Hey there, so I’m playing around with making my own symbolic math package and I’m attempting to do forward mode automatic differentiation on my symbolic functions. The problem is that I am struggling to find a clean way around a problem called perturbation confusion.
First, some background:
Forward Mode Automatic Differentiation
To solve certain math problems we’ve invented new types of numbers. One example is the imaginary numbers which include a unit imaginary i which is defined such that i^2 = -1. Similarly, to solve differentiation problems it’s useful to use what people in computing call Dual Numbers defined by a new types of number \epsilon with the algebraic property that \epsilon^2 = 0. It turns out that for a sufficiently well behaved function f, if one evaluates f(x + \epsilon)$ they will find that equals f(x) + \epsilon f'(x) where f'(x) is the first derivative of f. If one constructs in the computer a type which has the above properties and defines multiple dispatch for all the relevant mathematical functions so that they know how to deal with dual numbers then one can defined a derivative operator as
function D(f::Function)
x -> (f(x + ϵ)).infinitesimal
end
where z.infinitesimal
just extracts the terms in z
which are multiplied by ϵ
.
Hence, the derivative of a function f(x)
is found simply by calling D(f)(x)
Where am I at?
I have managed so far to define multiple dispatch methods on most of the basic mathematical functions I care about so that they can accept symbolic arguments and dual number arguments and have (as far as I can tell so far) correct behaviour and I have a rudimentary simplification system that is able to apply mathematical identities and simplify certain symbolic mathematical expressions. Things are working pretty well for the early stages.

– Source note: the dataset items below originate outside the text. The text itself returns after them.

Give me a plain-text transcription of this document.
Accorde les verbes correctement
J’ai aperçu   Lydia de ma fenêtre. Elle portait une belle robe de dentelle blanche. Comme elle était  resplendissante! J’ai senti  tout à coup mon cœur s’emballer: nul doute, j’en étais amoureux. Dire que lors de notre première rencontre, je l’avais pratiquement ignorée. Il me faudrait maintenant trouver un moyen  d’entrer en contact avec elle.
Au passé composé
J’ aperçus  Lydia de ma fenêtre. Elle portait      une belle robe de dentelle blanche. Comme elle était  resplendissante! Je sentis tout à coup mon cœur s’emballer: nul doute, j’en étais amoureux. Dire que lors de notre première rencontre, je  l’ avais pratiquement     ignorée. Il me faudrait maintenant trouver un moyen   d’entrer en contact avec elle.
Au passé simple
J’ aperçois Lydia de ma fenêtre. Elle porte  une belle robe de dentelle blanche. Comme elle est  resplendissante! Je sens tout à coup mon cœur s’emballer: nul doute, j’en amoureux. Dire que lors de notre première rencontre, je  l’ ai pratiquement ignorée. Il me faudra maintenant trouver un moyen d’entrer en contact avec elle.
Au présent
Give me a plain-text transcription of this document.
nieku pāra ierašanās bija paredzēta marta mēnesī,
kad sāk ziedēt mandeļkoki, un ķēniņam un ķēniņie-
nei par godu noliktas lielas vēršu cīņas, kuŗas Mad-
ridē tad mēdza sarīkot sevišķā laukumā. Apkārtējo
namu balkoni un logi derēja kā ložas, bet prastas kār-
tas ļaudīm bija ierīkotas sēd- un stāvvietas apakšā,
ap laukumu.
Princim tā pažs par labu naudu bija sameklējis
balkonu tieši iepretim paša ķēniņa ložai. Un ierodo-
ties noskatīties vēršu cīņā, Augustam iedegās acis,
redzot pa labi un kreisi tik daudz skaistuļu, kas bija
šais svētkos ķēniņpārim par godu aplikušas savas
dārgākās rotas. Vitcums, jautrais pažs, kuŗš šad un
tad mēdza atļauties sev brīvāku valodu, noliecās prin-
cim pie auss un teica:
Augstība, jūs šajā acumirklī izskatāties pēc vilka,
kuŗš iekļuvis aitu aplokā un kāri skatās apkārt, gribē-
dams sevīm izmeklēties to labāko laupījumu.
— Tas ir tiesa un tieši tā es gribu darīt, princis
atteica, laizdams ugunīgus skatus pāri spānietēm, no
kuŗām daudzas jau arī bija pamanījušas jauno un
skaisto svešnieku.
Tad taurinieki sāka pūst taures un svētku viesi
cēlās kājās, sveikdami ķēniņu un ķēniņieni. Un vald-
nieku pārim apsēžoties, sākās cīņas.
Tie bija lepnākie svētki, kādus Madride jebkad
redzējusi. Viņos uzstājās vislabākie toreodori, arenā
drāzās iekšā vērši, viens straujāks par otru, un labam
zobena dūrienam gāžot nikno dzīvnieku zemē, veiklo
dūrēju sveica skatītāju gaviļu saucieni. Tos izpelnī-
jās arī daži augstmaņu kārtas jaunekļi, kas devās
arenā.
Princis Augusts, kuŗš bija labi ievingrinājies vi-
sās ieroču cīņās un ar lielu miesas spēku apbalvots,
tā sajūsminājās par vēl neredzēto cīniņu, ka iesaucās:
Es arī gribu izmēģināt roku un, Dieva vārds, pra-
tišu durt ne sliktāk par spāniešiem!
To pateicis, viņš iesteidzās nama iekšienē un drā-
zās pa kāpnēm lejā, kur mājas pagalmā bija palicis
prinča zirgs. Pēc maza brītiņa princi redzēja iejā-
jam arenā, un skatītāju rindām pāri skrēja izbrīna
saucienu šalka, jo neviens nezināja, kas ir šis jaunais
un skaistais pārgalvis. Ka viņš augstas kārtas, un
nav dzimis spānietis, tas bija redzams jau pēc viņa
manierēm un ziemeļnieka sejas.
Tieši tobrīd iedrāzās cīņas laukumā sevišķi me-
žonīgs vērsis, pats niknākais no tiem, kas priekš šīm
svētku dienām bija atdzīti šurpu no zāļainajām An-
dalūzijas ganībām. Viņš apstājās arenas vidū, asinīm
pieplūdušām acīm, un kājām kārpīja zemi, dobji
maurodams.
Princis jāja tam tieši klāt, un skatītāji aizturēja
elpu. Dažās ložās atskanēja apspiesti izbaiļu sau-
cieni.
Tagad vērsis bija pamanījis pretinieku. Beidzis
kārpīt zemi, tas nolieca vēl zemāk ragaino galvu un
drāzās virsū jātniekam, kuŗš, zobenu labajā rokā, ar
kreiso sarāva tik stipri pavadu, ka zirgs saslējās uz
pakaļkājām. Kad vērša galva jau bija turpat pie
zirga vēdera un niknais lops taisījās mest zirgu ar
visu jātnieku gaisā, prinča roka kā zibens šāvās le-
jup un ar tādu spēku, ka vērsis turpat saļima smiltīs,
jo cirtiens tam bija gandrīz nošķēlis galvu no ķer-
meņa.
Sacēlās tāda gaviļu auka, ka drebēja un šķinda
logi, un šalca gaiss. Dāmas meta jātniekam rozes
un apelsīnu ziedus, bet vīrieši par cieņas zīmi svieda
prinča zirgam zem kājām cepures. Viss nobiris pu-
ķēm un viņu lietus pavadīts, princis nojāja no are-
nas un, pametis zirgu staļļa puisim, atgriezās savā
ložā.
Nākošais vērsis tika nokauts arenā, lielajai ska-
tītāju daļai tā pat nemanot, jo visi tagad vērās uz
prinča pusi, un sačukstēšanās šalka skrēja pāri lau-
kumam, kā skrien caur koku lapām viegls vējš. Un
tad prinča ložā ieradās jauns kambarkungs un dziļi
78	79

My dual number type currently is defined basically like
struct Dual_Number
real::Union{Symbolic, Number}
infinitesimal::Union{Symbolic, Number}
end
and for convenience I just define ϵ = Dual_Number(0,1)
Great so whats the problem?
Perturbation Confusion
Consider trying to take a second derivative with this system.
(D^2)(f) == D(D(f))
== D(x -> (f(x + ϵ)).infinitesimal)
== y -> ((x -> (f(x + ϵ)).infinitesimal)(y + ϵ)).infinitesimal
== y -> 0
Uh-oh!
The problem here is that when I try to take a second derivative it has to go through the first derivative and so it essentially is trying to feed in 2ϵ
to f
and then take the infinitesimal part twice which is always going to be zero since the first time you extract the infinitesimal part you get just the real part which by definition has no infinitesimal part. This is known as perturbation confusion because the derivative system doesn’t know which infinitesimal part its supposed to extract.
After encountering this problem, the main strategy I’ve found in the literature for avoiding perturbation confusion ( though it’s also not perfect) has been to ‘tag’ each dual number and then only extract the dual number components you meant to extract each time you take the derivative.
ie. instead of ϵ we want to write \epsilon_1, \epsilon_2, \epsilon_3, … and then change our arithmetic rules such that \epsilon_i \epsilon_j = 0 only if i = j and otherwise we just leave \epsilon_i \epsilon_j alone.
Then if we imagine implementing the proper computer implementation of ϵᵢ
that obeys the above properties then one could simply implement a derivative operator as
function D(f::Function)
global tag += 1
x -> extract_infinitesimal(f(x + ϵ(tag)), tag)
end
where extract_infinitesimal(z, tag)
only extracts the infinitesimal part of z
associated with the index tag
and epsilon(tag)
generates a new dual number with tag index tag
. This should then be immune to most forms of perturbation confusion.
The Question
Okay, sorry for the long winded preamble. My problem is that I am really struggling to see how best to implement these tagged dual numbers. I’ve tried to look at the source code for various packages that use this tagging method and have failed to understand whats going on. My intuition would be that the Dual_Number
types should have a slot that carries tag information but then I’m seeing that I’ll need a slot in the Dual_Number
type that corresponds to each tag because I need to know the difference between x + 2ϵ₁ + ϵ₂
and x + ϵ₁ + 2ϵ₂
. Further, there’s the problem of cross terms so I need some what of dealing with terms like x + 2ϵ₁ϵ₂
without setting that infinitesimal part to zero and have a way to extract out x + 2ϵ₁
or x + 2ϵ₂
as needed.
Maybe there is some magic one can do with Julia’s type system that generates a new type for each combination of tags and would be friendly to my notions of multiple dispatch on dual numbers but I’m really not very well versed in the subtleties of the type system.
Maybe theres a better way I haven’t thought of? If anyone has taken the time to read this and has a suggestion I’d love to hear it.